Mercy’s voice was cold. ‘Of course it sticks with me.’
Ann said nothing, shifting her hip ever so slightly forward. But when Mercy remained silent, Ann went on: ‘You know, generally, medicine is off limits. It’s protected, a no-go zone. Doctors don’t usually find themselves in headlines like that. Not unless they turn out to be, you know, a closet paedophile or something.’
Mercy blinked in horror.
‘But you ended up in the media.’ Ann said it lightly, curiously, like she was still contemplating what to order for lunch. ‘Why is that, you think?’
‘Will you excuse me?’
Without waiting for an answer, Mercy got to her feet, sweeping up the dog and tucking him under her arm. She crossed the store and pushed through the door Tate had earlier appeared through, and found herself in a small vestibule. In front of her was a door to the outside, framed with bright light, but to her dismay it was locked. She rattled the handle and cursed. To her left was a unisex bathroom, and because her only other choice was to return to the store, sh
e went into the bathroom, locking the door behind her.
Blue-tiled walls, a water-stained sink, the overpowering scent of commercial-strength cleaner. Mercy could feel her throat closing, her lungs heaving for air. Her mind threw at her all the terrifying facts: she was trapped in the bathroom, she didn’t know where her van was, and even if she could get on the road, Ann could easily follow her. It was a bloody big country but there was only one damn highway, and they were both on it.
Home was a very, very long way away.
Time unspooled and stopped. Mercy’s heart pummelled at her ribs like a fist. A silent scream bubbled up because she couldn’t get any air into her body. Clambering onto the toilet lid, she groped at the small awning window, pushed it open and shoved her face towards the fresh air.
Mercy leaned her weight against the wall and tried to breathe. The air coming through the window was hot and smelled of oil and fuel. Off to the side, Mercy could see a large shed, sliding doors pushed open and there, propped up on jacks, was her Hijet. A radio was playing and she could see the bright sparks of an arc welder spitting out from under the van.
On the bathroom floor, Wasabi began to whine. He jumped up to scrabble his paws at Mercy’s feet, balanced on the lid of the toilet. She felt his wet tongue at her ankles.
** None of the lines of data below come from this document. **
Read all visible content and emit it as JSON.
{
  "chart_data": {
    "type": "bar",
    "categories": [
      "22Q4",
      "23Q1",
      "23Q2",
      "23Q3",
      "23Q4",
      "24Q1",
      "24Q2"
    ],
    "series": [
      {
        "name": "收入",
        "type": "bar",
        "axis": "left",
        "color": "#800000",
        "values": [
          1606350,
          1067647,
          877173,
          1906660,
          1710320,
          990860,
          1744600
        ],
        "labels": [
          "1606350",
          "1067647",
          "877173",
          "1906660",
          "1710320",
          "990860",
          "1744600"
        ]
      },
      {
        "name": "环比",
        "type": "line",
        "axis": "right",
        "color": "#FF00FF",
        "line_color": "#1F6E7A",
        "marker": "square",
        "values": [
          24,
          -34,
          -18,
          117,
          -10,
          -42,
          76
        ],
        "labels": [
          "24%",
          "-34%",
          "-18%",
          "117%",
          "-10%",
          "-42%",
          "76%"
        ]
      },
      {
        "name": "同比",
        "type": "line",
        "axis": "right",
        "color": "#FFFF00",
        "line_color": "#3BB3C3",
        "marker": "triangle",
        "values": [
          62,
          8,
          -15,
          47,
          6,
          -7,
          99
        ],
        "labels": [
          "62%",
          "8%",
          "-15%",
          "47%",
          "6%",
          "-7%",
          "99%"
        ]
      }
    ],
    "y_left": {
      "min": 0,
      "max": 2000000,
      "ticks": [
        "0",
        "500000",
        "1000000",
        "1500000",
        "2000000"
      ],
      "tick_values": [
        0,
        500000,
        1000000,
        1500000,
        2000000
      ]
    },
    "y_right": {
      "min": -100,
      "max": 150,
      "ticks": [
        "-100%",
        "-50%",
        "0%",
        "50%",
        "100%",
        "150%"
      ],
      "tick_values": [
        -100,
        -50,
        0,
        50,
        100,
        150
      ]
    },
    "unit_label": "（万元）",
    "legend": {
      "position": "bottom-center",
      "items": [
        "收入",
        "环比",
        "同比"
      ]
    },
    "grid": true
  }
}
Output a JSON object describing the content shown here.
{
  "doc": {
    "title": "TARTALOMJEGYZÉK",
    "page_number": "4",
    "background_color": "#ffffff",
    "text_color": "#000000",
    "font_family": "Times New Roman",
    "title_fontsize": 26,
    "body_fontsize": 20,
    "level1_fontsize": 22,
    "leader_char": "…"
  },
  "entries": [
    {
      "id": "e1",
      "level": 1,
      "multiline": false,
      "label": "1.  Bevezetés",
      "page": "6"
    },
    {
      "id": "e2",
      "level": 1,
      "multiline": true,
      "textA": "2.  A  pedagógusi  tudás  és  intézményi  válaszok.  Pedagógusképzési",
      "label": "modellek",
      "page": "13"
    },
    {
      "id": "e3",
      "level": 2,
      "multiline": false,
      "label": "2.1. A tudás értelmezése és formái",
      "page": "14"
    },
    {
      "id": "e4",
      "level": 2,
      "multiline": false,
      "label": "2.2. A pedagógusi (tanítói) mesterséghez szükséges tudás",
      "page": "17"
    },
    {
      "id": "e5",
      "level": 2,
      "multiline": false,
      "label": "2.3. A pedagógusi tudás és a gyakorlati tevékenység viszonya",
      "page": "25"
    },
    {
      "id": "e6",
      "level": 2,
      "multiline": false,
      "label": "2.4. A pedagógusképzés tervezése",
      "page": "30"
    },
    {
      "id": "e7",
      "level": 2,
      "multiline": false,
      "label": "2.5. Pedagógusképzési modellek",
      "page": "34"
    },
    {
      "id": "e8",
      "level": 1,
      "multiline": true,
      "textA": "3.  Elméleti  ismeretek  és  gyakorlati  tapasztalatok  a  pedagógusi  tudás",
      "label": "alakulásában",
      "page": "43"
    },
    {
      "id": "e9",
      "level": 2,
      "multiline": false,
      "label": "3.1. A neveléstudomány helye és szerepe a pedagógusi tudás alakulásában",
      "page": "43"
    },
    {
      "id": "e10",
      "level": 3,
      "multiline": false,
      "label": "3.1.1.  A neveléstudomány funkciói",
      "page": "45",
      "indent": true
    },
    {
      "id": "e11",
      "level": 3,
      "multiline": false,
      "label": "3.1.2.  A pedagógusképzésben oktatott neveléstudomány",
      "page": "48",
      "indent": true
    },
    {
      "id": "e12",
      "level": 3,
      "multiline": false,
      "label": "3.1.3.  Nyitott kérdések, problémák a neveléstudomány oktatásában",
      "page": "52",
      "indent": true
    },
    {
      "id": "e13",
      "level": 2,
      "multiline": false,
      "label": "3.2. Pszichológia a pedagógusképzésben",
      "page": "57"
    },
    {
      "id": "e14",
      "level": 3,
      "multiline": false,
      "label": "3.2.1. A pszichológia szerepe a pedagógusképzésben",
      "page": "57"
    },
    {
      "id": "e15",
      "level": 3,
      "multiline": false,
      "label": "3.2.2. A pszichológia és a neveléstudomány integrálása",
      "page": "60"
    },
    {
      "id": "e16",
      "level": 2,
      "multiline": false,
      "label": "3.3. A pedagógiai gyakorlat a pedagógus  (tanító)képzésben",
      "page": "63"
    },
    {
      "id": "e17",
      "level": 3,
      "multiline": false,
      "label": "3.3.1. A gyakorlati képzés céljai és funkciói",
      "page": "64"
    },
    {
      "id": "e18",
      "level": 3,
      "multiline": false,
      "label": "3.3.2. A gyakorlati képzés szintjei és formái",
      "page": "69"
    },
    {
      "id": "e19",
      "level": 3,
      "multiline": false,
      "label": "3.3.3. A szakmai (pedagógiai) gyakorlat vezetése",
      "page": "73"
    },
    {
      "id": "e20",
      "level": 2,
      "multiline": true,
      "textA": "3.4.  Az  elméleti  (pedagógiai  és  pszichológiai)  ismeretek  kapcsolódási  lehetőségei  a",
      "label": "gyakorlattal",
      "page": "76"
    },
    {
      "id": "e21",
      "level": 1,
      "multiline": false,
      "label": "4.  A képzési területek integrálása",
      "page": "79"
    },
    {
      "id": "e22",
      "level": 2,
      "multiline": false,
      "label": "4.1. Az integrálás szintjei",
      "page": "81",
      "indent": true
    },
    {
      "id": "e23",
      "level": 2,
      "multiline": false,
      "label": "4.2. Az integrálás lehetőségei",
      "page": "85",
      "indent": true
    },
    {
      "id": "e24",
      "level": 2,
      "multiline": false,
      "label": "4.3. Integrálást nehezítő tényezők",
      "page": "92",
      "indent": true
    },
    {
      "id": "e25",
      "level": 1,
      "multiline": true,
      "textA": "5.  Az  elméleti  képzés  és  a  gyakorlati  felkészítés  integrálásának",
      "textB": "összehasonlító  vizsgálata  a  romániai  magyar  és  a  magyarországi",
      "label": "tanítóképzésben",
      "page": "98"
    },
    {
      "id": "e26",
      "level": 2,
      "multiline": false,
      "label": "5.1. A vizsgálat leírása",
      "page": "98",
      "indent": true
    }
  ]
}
Mercy fixed her eyes on the Hijet, as if she could suck herself into it with willpower alone. She pushed again at the window, and it opened an inch wider then stopped, held fast by a small chain.
Mercy looked down at Wasabi. He stopped whining and cocked his head.
The chain broke easily enough when Mercy hit the frame with her shoulder. The pane of glass swung wide on its hinges. Dropping to the floor, Mercy picked up Wasabi, lifted him to the window, said, ‘Sorry, boy,’ and shoved him through. Then she climbed back onto the toilet lid and tried to hoist herself up, but her arms weren’t strong enough to lift her entire body. Dropping down again, she shoved the sanitary bin under the window and used it to lever herself up higher. Just as she hauled her belly onto the window sill, the sanitary bin crashed sideways. Mercy kicked her feet against the wall. The window frame dug into her belly and then, as she lifted one knee, very painfully into her crotch. Rolling to the side, she fell through the window.